Because I’m fifty-three and recently released a book of personal essays, lately I’ve been interviewed by a lot of baby boomers with websites or book blogs. As a result, here is something that has struck me since I’ve visited more and more of these sites. An inordinate amount of boomer bloggers lead off in their “About Me” sections with words to this effect: “I am a menopausal woman…”
Maybe it’s just me, but I can’t help but wonder why on earth would that particular fact be something you bother to share with the general public, let alone use as a hook in your website profile? Yes, I believe menopause and perimenopause and any other stage of menopause that might exist merits real attention, in the form of health news or medical research or, in my case, a race to find a cure for increasingly toxic levels of irritability at all the poor innocents who simply occupy space when I’m in a black mood.
But seriously. If you are a book blogger, for example, do you really want the first thing your fellow bibliophiles learn about you to be that you are no longer menstruating? What does that really say about your personality? What’s more, what does that have to do with your preference for genre or literary fiction?
Once I became attuned to how frequently the menopausal modifier appears on boomer blogs, I couldn’t help but notice how something similar also occurs in casual conversation, not just among my friends, but total strangers, as well. I swear, if I had a nickle for every time a fifty-something woman—most recently the new teller at my bank—brings up hot flashes for no apparent reason, I’m sure I could afford a facelift by now.
Making this phenomenon seem even more peculiar is that, for most of our lives, our gender hasn’t made a habit of defining ourselves in terms of our reproductive abilities. You don’t hear fifth-grade girls introducing themselves around the camp fire circle—“I’m a prepubescent eleven-year-old…” You don’t see young women write on their Facebook walls—I’m twenty-four years old and at the peak of my fertility… So why now, in middle age when we have a wealth of life experience and self awareness to draw from, do so many of us default to menopausal?
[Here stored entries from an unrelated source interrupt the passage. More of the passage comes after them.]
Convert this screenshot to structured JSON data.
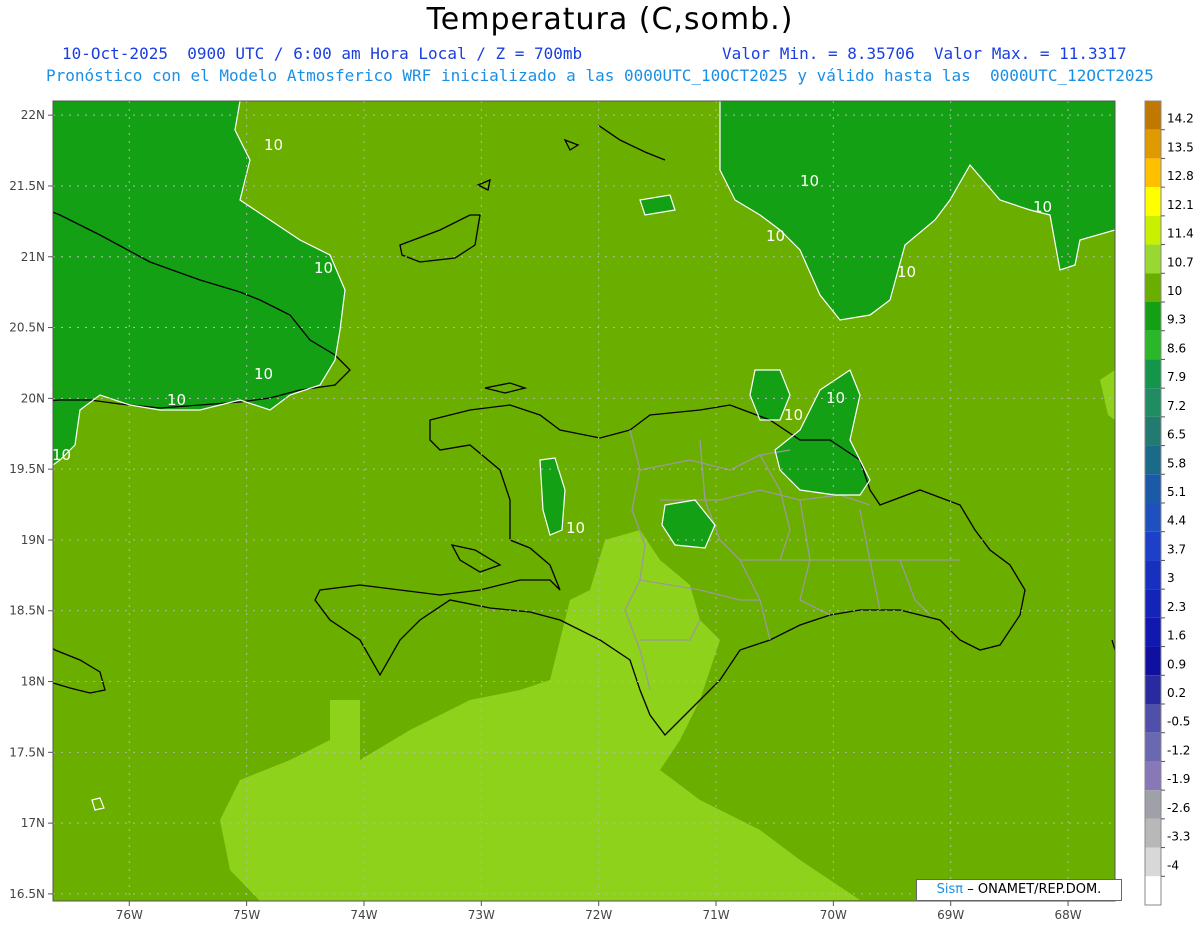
{
  "header": {
    "title": "Temperatura (C,somb.)",
    "line1": "10-Oct-2025  0900 UTC / 6:00 am Hora Local / Z = 700mb",
    "line1_right": "Valor Min. = 8.35706  Valor Max. = 11.3317",
    "line2": "Pronóstico con el Modelo Atmosferico WRF inicializado a las 0000UTC_10OCT2025 y válido hasta las  0000UTC_12OCT2025"
  },
  "axes": {
    "lat_labels": [
      "22N",
      "21.5N",
      "21N",
      "20.5N",
      "20N",
      "19.5N",
      "19N",
      "18.5N",
      "18N",
      "17.5N",
      "17N",
      "16.5N"
    ],
    "lon_labels": [
      "76W",
      "75W",
      "74W",
      "73W",
      "72W",
      "71W",
      "70W",
      "69W",
      "68W"
    ]
  },
  "colorbar": {
    "levels": [
      "14.2",
      "13.5",
      "12.8",
      "12.1",
      "11.4",
      "10.7",
      "10",
      "9.3",
      "8.6",
      "7.9",
      "7.2",
      "6.5",
      "5.8",
      "5.1",
      "4.4",
      "3.7",
      "3",
      "2.3",
      "1.6",
      "0.9",
      "0.2",
      "-0.5",
      "-1.2",
      "-1.9",
      "-2.6",
      "-3.3",
      "-4"
    ],
    "colors": [
      "#c07800",
      "#e09a00",
      "#ffc000",
      "#ffff00",
      "#c8f000",
      "#98d830",
      "#6aae00",
      "#14a014",
      "#2ab82a",
      "#14964a",
      "#1f8c62",
      "#227a70",
      "#1c6a8a",
      "#1a5aa8",
      "#1e50c0",
      "#1c40c8",
      "#1830c0",
      "#1424b8",
      "#1018b0",
      "#1010a0",
      "#2a2aa0",
      "#5050aa",
      "#6a68b0",
      "#8878b8",
      "#a0a0a8",
      "#b8b8b8",
      "#d8d8d8",
      "#ffffff"
    ]
  },
  "contour_label": "10",
  "fill_colors": {
    "base": "#6aae00",
    "cool": "#14a014",
    "warm": "#8fd21c"
  },
  "credit": {
    "brand": "Sisπ",
    "org": "– ONAMET/REP.DOM."
  }
}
I have taught creative writing to adults for over fifteen years, and one of the first lessons I stress is the importance of details to characterize effectively. But not just any details will do. If you introduce your narrator “Jane” as a middle-aged blonde, for instance, you’ve already doomed her as nondescript. On the other hand, if you lead with the fact that she is a true believer in miracles, or that she cracks up at the corny way actors deliver dialogue in old movies, or that she has sewn her own cloths since she was a teenager, now that’s revealing something much more memorable and meaningful about the essence of Jane’s character.Right now you may be thinking, So what if a woman chooses to describe herself as menopausal. A blog isn’t a writing contest, after all. And besides, a woman should be able to share anything she wants about herself, on a website or at the local bank. But on the other hand, so many women our age complain about how we are summarily dismissed by the public at large. “It’s as if we’re invisible,” we whine. “No one pays attention to us any more, or sees us as attractive now that we’re no longer young.”
This is why I would argue that perhaps some of the reason for this invisibility is how quick we are to define ourselves in terms of our post-fertility, and its accompanying assortment of symptoms. To make this one of the first things we share, or drop into casual conversation, can’t help but suggest we see ourselves first and foremost as how we ovulate…or not. I mean let’s face it. If I were to lead with, “Hi, my name is Joni and I experience night sweats,” that isn’t exactly an invitation to see me as a hot ticket or engaging conversationalist.
Conversely, if you or I or any woman in her forties, fifties, sixties or beyond were to introduce herself as a true believer in miracles, or someone who laughs at corny dialogue, or a woman with the wherewithal to sew her own cloths, who wouldn’t sit up and take notice? Who wouldn’t want to get to know us better? Indeed, who wouldn’t find us attractive, given that real beauty comes not from our ability to produce eggs, but from our essence—those significant traits that deeply define us, regardless of our age or hot flashes.